Retirement Plans Should Be a Business Basic for MSPs

Some plans require little management, cost employers nothing, and can be set up online. By Jennifer Oladipo

GOOD NEWS: It turns out that small business owners who put off their employee retirement plans are in the minority.

Last year, half of private companies with fewer than 100 employees contributed to employee retirement funds, along with 83 percent of companies with 500 employers or more, according to the National Bureau of Labor Statistics. IT overall has the third highest rate of any sector, at 89 percent.

Many holdouts are confused about how retirement plans work, according to Rayanne Buchianico, owner of Clearwater, Fla.-based ABC Solutions LLC, an accounting and tax consultancy specializing in IT. MSPs don’t always understand their options, or assume plans are too expensive or difficult to manage, she points out.

Channel pros who recognize the importance of having an exit plan for themselves, however, need to ensure their employees have one as well. “The first time somebody has to write that big check to the IRS, that’s when they really start thinking about tax planning, and retirement plans are a huge part of that,” says Buchianico.

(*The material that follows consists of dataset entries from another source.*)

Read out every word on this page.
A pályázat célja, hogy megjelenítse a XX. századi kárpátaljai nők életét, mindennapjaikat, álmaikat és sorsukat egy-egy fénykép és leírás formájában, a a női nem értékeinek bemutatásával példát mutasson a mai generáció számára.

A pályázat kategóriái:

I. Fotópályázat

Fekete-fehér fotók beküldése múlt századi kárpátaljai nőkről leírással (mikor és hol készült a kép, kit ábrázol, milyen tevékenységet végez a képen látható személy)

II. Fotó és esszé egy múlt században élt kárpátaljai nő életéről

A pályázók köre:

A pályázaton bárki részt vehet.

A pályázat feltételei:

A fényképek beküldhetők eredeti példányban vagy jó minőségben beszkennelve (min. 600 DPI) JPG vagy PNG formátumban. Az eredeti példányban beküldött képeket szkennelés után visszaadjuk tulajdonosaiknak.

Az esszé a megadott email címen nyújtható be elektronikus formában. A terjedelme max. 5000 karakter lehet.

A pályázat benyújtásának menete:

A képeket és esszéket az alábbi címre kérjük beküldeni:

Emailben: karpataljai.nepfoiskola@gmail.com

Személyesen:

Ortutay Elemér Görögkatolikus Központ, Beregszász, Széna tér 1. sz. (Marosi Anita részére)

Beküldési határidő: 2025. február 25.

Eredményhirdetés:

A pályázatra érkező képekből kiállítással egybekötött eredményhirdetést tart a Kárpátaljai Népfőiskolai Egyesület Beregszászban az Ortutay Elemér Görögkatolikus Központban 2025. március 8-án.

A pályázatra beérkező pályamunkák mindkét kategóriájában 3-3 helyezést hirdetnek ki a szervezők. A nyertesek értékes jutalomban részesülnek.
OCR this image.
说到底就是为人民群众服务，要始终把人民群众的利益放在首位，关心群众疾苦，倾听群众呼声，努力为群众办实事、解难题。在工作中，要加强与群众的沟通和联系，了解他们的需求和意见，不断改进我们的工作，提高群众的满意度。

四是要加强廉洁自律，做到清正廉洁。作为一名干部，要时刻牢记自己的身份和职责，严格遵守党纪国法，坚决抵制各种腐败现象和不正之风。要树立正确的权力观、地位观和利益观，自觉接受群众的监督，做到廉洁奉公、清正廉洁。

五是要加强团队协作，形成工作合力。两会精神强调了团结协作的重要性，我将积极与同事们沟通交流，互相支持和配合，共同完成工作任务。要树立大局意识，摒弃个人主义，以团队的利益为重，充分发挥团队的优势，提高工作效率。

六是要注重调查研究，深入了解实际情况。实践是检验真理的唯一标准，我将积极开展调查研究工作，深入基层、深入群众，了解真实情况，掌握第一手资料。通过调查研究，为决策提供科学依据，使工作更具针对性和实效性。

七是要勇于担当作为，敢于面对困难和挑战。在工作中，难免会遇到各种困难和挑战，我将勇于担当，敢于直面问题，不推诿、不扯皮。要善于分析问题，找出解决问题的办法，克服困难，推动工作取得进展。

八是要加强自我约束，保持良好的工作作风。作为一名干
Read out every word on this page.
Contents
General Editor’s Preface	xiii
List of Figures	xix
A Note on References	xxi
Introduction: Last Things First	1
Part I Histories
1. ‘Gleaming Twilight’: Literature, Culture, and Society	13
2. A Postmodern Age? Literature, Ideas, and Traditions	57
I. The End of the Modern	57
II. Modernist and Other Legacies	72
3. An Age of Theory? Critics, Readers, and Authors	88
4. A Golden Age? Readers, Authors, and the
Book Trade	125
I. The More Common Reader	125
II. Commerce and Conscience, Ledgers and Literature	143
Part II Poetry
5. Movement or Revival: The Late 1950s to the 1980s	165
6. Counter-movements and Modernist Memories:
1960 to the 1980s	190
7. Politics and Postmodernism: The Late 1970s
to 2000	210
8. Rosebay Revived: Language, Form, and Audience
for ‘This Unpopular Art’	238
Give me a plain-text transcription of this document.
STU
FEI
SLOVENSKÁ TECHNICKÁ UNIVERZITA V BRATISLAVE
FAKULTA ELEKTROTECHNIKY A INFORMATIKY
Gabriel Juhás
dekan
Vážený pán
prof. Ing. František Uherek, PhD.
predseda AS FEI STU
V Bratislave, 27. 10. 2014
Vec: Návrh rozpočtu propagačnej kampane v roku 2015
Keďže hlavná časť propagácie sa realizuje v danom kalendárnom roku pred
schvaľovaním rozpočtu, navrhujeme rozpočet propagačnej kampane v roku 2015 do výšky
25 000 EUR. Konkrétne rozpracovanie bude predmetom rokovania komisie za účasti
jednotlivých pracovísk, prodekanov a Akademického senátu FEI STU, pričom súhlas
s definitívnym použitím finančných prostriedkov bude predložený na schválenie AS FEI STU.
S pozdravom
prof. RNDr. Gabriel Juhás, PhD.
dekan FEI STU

Fortunately, some plans require little management, entail no employer expense, and can be set up online. Contributions are always optional and can change from one year to the next. Whether to contribute a set amount, match employee contributions, or put in nothing at all is entirely up to the employer.

Channel pros have a couple of Individual Retirement Account (IRA) options. A Simplified Employee Pension, or SEP-IRA, lets employers contribute anywhere from 2 percent to 25 percent of their employees’ salaries. Buchianico cautions that if one employee gets a contribution, everyone must, which can become expensive if you have more than a few people working for you.

With a Simple IRA, employers only match the contributions of participating employees. The government caps annual pre-tax contributions at $12,500 for people under 50 and $15,000 for older people, which companies can match dollar-for-dollar up to 3 percent of yearly income.

Timing is important. Some plans require contributions before the close of a tax year, while others can be assigned to—and therefore deducted from—the previous tax year. Employers may finagle some savings through filing tax extensions, says Buchianico, who is skeptical, however, about “creative” or self-directed plans that promise more favorable results. All retirement programs are subject to the same rules, she notes.

Employers often start with small contributions and tend to increase the amount up to the legal maximum, Buchianico says, noting that it becomes a standard business practice. Fortunately, the basic IRA offerings give companies enough flexibility and incentives that their plans can evolve as needed over time.

JENNIFER OLADIPO is a freelance writer in the Greenville, S.C., area.